Gerichtsentscheidungen

Keine starren Grenzen bei der Preisaufklärung (EuGH, 15.09.2022, Rs. C-669/20)

Ein öffentlicher Auftraggeber führte in Bulgarien ein nicht offenes Vergabeverfahren im Bereich der Verteidigung und Sicherheit durch. Es wurden zwei Unternehmen zur Angebotsabgabe aufgefordert und ein Bieter erhielt letztlich den Zuschlag. Der andere Bieter legte gegen die Zuschlagserteilung einen Rechtsbehelf ein. Das in zweiter Instanz zuständige Gericht wandte sich an den Europäischen Gerichtshof. Es wollte wissen, ob Auftraggeber selbst dann zur Prüfung, ob ein ungewöhnlich niedriges Angebot vorliegt, verpflichtet sind, wenn hierfür kein Verdacht besteht oder die Kriterien der nationalen Rechtsvorschriften nicht anwendbar sind.

Der EuGH stellte klar, dass die Prüfung, ob ein Angebot ungewöhnlich niedrig ist, im Fall eines Verdachts auf Unauskömmlichkeit nicht nur anhand eines einzelnen Kriteriums erfolgen darf. Liegen Anhaltspunkte für ein ungewöhnlich niedriges Angebot vor, so hat der Auftraggeber alle maßgeblichen Aspekte des Vergabeverfahrens zu berücksichtigen und nicht nur die Preisabstände einzelner Angebote oder andere Kriterien nationaler Rechtsvorschriften. Zwar kann der Vergleich von konkurrierenden Angeboten zur Feststellung eines ungewöhnlichen Angebots hilfreich sein, jedoch darf dies nicht das einzige Kriterium des Auftraggebers darstellen. Vielmehr sind alle Gesichtspunkte des Einzelfalls zu beachten.

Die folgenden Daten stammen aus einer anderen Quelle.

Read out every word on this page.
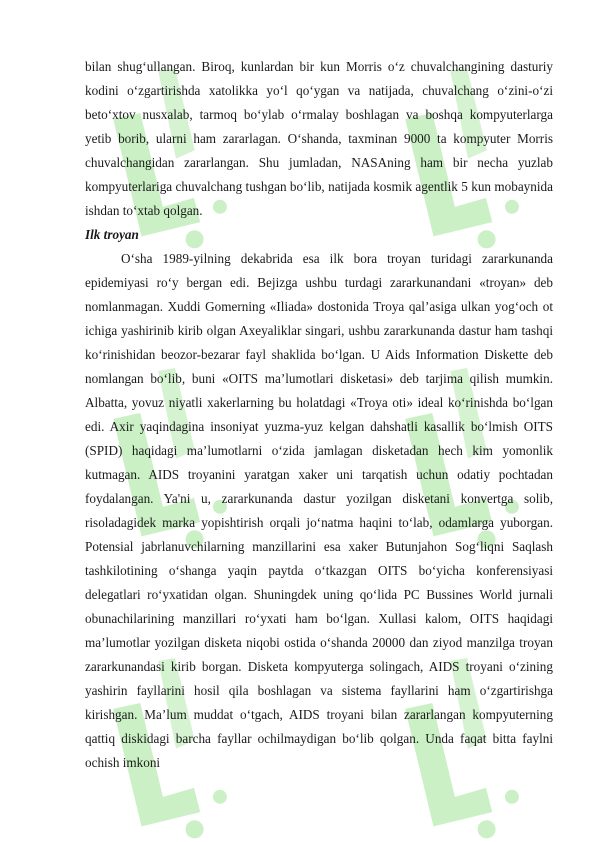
bilan shug‘ullangan. Biroq, kunlardan bir kun Morris o‘z chuvalchangining dasturiy kodini o‘zgartirishda xatolikka yo‘l qo‘ygan va natijada, chuvalchang o‘zini-o‘zi beto‘xtov nusxalab, tarmoq bo‘ylab o‘rmalay boshlagan va boshqa kompyuterlarga yetib borib, ularni ham zararlagan. O‘shanda, taxminan 9000 ta kompyuter Morris chuvalchangidan zararlangan. Shu jumladan, NASAning ham bir necha yuzlab kompyuterlariga chuvalchang tushgan bo‘lib, natijada kosmik agentlik 5 kun mobaynida ishdan to‘xtab qolgan.

Ilk troyan

O‘sha 1989-yilning dekabrida esa ilk bora troyan turidagi zararkunanda epidemiyasi ro‘y bergan edi. Bejizga ushbu turdagi zararkunandani «troyan» deb nomlanmagan. Xuddi Gomerning «Iliada» dostonida Troya qal’asiga ulkan yog‘och ot ichiga yashirinib kirib olgan Axeyaliklar singari, ushbu zararkunanda dastur ham tashqi ko‘rinishidan beozor-bezarar fayl shaklida bo‘lgan. U Aids Information Diskette deb nomlangan bo‘lib, buni «OITS ma’lumotlari disketasi» deb tarjima qilish mumkin. Albatta, yovuz niyatli xakerlarning bu holatdagi «Troya oti» ideal ko‘rinishda bo‘lgan edi. Axir yaqindagina insoniyat yuzma-yuz kelgan dahshatli kasallik bo‘lmish OITS (SPID) haqidagi ma’lumotlarni o‘zida jamlagan disketadan hech kim yomonlik kutmagan. AIDS troyanini yaratgan xaker uni tarqatish uchun odatiy pochtadan foydalangan. Ya'ni u, zararkunanda dastur yozilgan disketani konvertga solib, risoladagidek marka yopishtirish orqali jo‘natma haqini to‘lab, odamlarga yuborgan. Potensial jabrlanuvchilarning manzillarini esa xaker Butunjahon Sog‘liqni Saqlash tashkilotining o‘shanga yaqin paytda o‘tkazgan OITS bo‘yicha konferensiyasi delegatlari ro‘yxatidan olgan. Shuningdek uning qo‘lida PC Bussines World jurnali obunachilarining manzillari ro‘yxati ham bo‘lgan. Xullasi kalom, OITS haqidagi ma’lumotlar yozilgan disketa niqobi ostida o‘shanda 20000 dan ziyod manzilga troyan zararkunandasi kirib borgan. Disketa kompyuterga solingach, AIDS troyani o‘zining yashirin fayllarini hosil qila boshlagan va sistema fayllarini ham o‘zgartirishga kirishgan. Ma’lum muddat o‘tgach, AIDS troyani bilan zararlangan kompyuterning qattiq diskidagi barcha fayllar ochilmaydigan bo‘lib qolgan. Unda faqat bitta faylni ochish imkoni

Die Entscheidung des Gerichtshofs lässt sich auch auf das deutsche Vergaberecht übertragen. Denn grundsätzlich genügt es, wenn sich Auftraggeber bei der Auskömmlichkeitsprüfung an dem Preisabstand zum nächstgelegenen Angebot orientieren. In der Rechtsprechung wurden entsprechende Kriterien entwickelt. So dürfen Auftraggeber Angebotspreise grundsätzlich erst ab einer Abweichung von 10 % zum nächsthöheren Angebot überprüfen, wobei sie ein Ermessen bezüglich der Prüfung haben. Spätestens ab einer Abweichung von 20 % muss der Auftraggeber dagegen eine Preisaufklärung durchführen. Der EuGH stellt nun klar, dass Auftraggeber ungewöhnlich niedrige Angebote bei entsprechendem Verdacht auch bei Preisabweichungen von unter 10 % überprüfen dürfen und sich nicht bloß an die Kriterien der Rechtsprechung halten müssen.

Der EuGH widerspricht somit den deutschen Gerichten, die eine Auskömmlichkeitsprüfung nicht erlauben, sofern ein Preisabstand von unter 10 % vorliegt (OLG Karlsruhe, 06.08.2014, 15 Verg 7/14) oder sogar als unzulässig erachten, wenn die Abweichung unter 20 % liegt (OLG Celle, 19.02.2015, 13 Verg 11/14). Vielmehr ist je nach Einzelfall zu prüfen, ob auch bei einem geringen Preisabstand eine Preisprüfung angezeigt ist. (VK Berlin, 25.03.2022, VK B 2-53/21).